Reynolds plays Nick, a good cop who momentarily makes a bad decision when he and his partner, Hayes (Bacon), stumble on some gold. When Hayes guns down Nick, nobody is surprised, because everyone in America knows Bacon kills. Everything goes still like a 1990s Gap commercial or a Zack Snyder fight sequence, and Nick is in a netherworld facing Proctor (Parker), who informs him he is now in the “Rest in Peace Department.” He’ll be paired with Roy (Bridges), a derpy relic of the 1800s, and tasked with bringing in “Dead-Os.” Yes, the undead who escape into the world of the living and must be stopped are called “Dead-Os,” even though the 8-year-old who thought that up isn’t given screenwriting credit on IMDB.

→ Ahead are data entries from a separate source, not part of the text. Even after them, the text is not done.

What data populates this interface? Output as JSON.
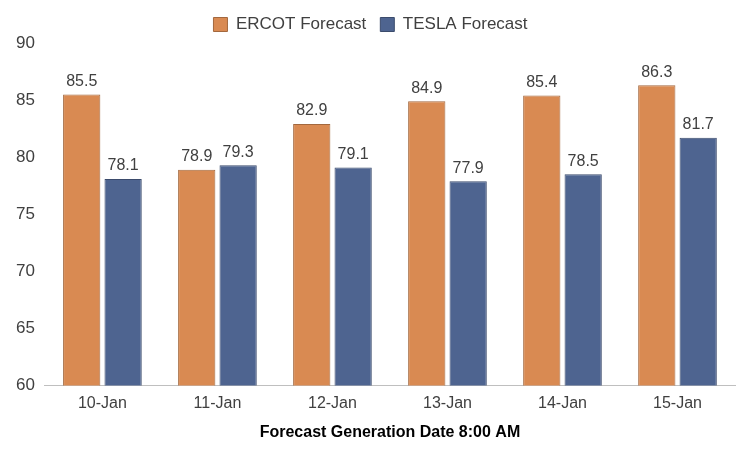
{
  "chart_data": {
    "type": "bar",
    "categories": [
      "10-Jan",
      "11-Jan",
      "12-Jan",
      "13-Jan",
      "14-Jan",
      "15-Jan"
    ],
    "series": [
      {
        "name": "ERCOT Forecast",
        "color": "#D98A52",
        "values": [
          85.5,
          78.9,
          82.9,
          84.9,
          85.4,
          86.3
        ]
      },
      {
        "name": "TESLA Forecast",
        "color": "#4E6490",
        "values": [
          78.1,
          79.3,
          79.1,
          77.9,
          78.5,
          81.7
        ]
      }
    ],
    "x_label": "Forecast Generation Date 8:00 AM",
    "ylim": [
      60,
      90
    ],
    "yticks": [
      60,
      65,
      70,
      75,
      80,
      85,
      90
    ],
    "grid": false,
    "legend": "top",
    "data_labels": true
  }
}
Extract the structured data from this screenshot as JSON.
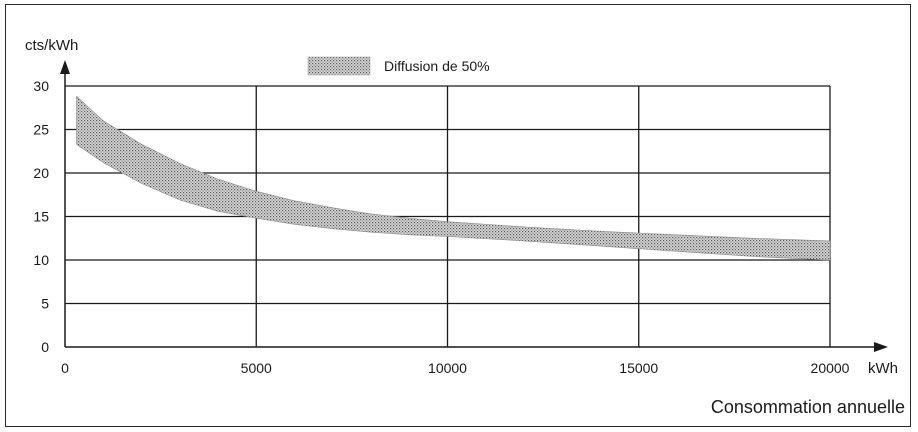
{
  "chart_data": {
    "type": "area",
    "title": "",
    "ylabel": "cts/kWh",
    "xunit": "kWh",
    "xlabel": "Consommation annuelle",
    "xlim": [
      0,
      20000
    ],
    "ylim": [
      0,
      30
    ],
    "xticks": [
      0,
      5000,
      10000,
      15000,
      20000
    ],
    "yticks": [
      0,
      5,
      10,
      15,
      20,
      25,
      30
    ],
    "grid": true,
    "legend_position": "top-center",
    "series": [
      {
        "name": "Diffusion de 50%",
        "fill_color": "#bdbdbd",
        "x": [
          300,
          1000,
          2000,
          3000,
          4000,
          5000,
          6000,
          7000,
          8000,
          9000,
          10000,
          12000,
          14000,
          16000,
          18000,
          20000
        ],
        "upper": [
          28.8,
          26.0,
          23.3,
          21.1,
          19.3,
          17.9,
          16.8,
          16.0,
          15.3,
          14.8,
          14.4,
          13.8,
          13.3,
          12.9,
          12.5,
          12.2
        ],
        "lower": [
          23.3,
          21.2,
          18.8,
          16.9,
          15.6,
          14.8,
          14.1,
          13.6,
          13.2,
          12.9,
          12.7,
          12.2,
          11.6,
          11.0,
          10.4,
          10.0
        ]
      }
    ]
  }
}
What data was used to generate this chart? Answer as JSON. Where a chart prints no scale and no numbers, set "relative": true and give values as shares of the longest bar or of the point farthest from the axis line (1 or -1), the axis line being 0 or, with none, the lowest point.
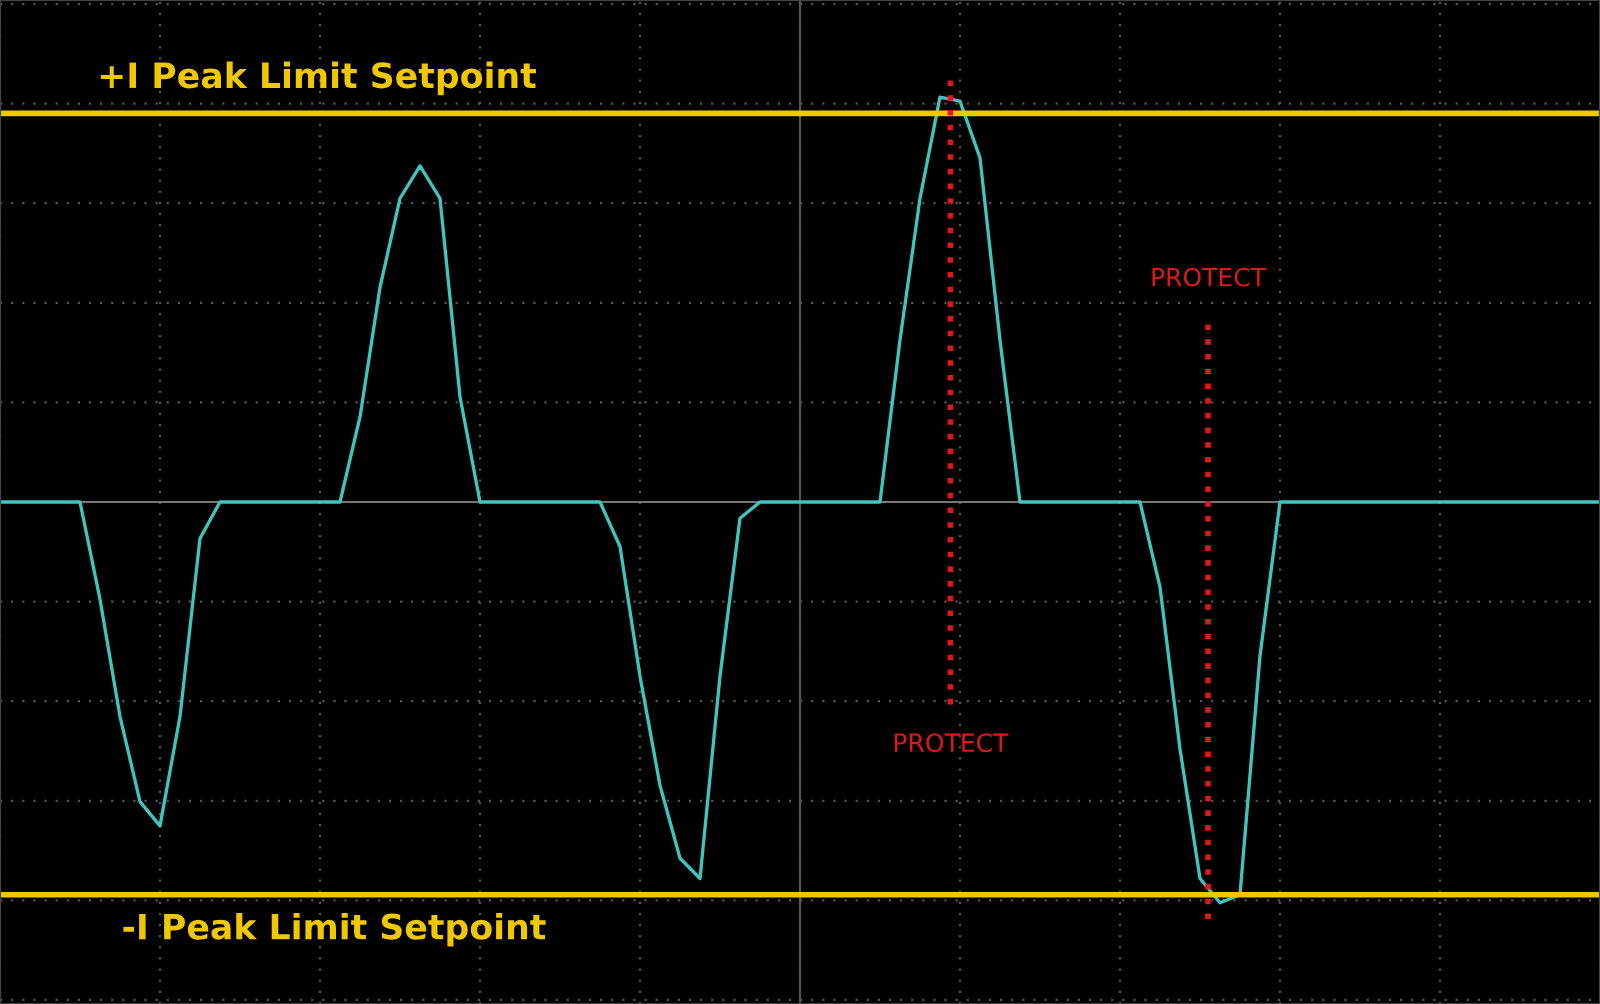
{
  "chart_data": {
    "type": "line",
    "relative": true,
    "grid": true,
    "marker": "none",
    "line_style": "solid",
    "categories": [
      null,
      null,
      null,
      null,
      null,
      null,
      null,
      null,
      null,
      null,
      null,
      null,
      null,
      null,
      null,
      null,
      null,
      null,
      null,
      null,
      null,
      null,
      null,
      null,
      null,
      null,
      null,
      null,
      null,
      null,
      null,
      null,
      null,
      null,
      null,
      null,
      null,
      null,
      null,
      null,
      null,
      null,
      null,
      null,
      null,
      null,
      null,
      null,
      null,
      null,
      null,
      null,
      null,
      null,
      null,
      null,
      null,
      null,
      null,
      null,
      null,
      null,
      null,
      null,
      null,
      null,
      null,
      null,
      null,
      null,
      null,
      null,
      null,
      null,
      null,
      null,
      null,
      null,
      null,
      null,
      null
    ],
    "series": [
      {
        "color": "#40c4c0",
        "values": [
          0,
          0,
          0,
          0,
          0,
          -0.24,
          -0.53,
          -0.74,
          -0.8,
          -0.53,
          -0.09,
          0,
          0,
          0,
          0,
          0,
          0,
          0,
          0.21,
          0.53,
          0.75,
          0.83,
          0.75,
          0.26,
          0,
          0,
          0,
          0,
          0,
          0,
          0,
          -0.11,
          -0.43,
          -0.7,
          -0.88,
          -0.93,
          -0.43,
          -0.04,
          0,
          0,
          0,
          0,
          0,
          0,
          0,
          0.4,
          0.75,
          1.0,
          0.99,
          0.85,
          0.4,
          0,
          0,
          0,
          0,
          0,
          0,
          0,
          -0.21,
          -0.61,
          -0.93,
          -0.99,
          -0.97,
          -0.38,
          0,
          0,
          0,
          0,
          0,
          0,
          0,
          0,
          0,
          0,
          0,
          0,
          0,
          0,
          0,
          0,
          0
        ]
      }
    ],
    "ref_lines": [
      {
        "axis": "y",
        "value": 0.96,
        "label": "+I Peak Limit Setpoint",
        "color": "#f0c800",
        "line_style": "solid"
      },
      {
        "axis": "y",
        "value": -0.97,
        "label": "-I Peak Limit Setpoint",
        "color": "#f0c800",
        "line_style": "solid"
      }
    ],
    "annotations": [
      "PROTECT",
      "PROTECT"
    ]
  }
}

The backdrop is the typical wacky “buddy cop foreplay,” in which two police officers whose heterosexuality is repeated ad naseum fuss and flirt with one another before committing to being “broskis of the law.” When the pair discover the gold that got Nick killed is actually part of a device that lets the dead change the magic tunnel that whisks them to the afterworld from “suck” to “blow” and return to earth, they must stop it. Or not. Nobody really cares. Oh, and “normal people” see Nick as an old Chinese man and Roy as supermodel Marisa Miller. This allows thinly veiled racism and boob jokes.

R.I.P.D. is woefully unclever, painfully formulaic and a remarkable waste of talent like Bridges, Bacon and Parker. Reynolds, on the other hand, is right where he belongs, having squandered so many chances at superstardom he now has to start over in the back of the line. R.I.P.D. is what happens when the movie factory has a glitch on the assembly line and the pattern (comic book adaptation + quirky actor + special effects) doesn’t work. It’s hard to get too worked up about it, what with Summer 2013 already delivering The Hangover 3, the new standard for “not trying,” and The Lone Ranger, which has the most racism $200 million can buy. R.I.P.D. will just fade to oblivion, where Reynolds will be waiting.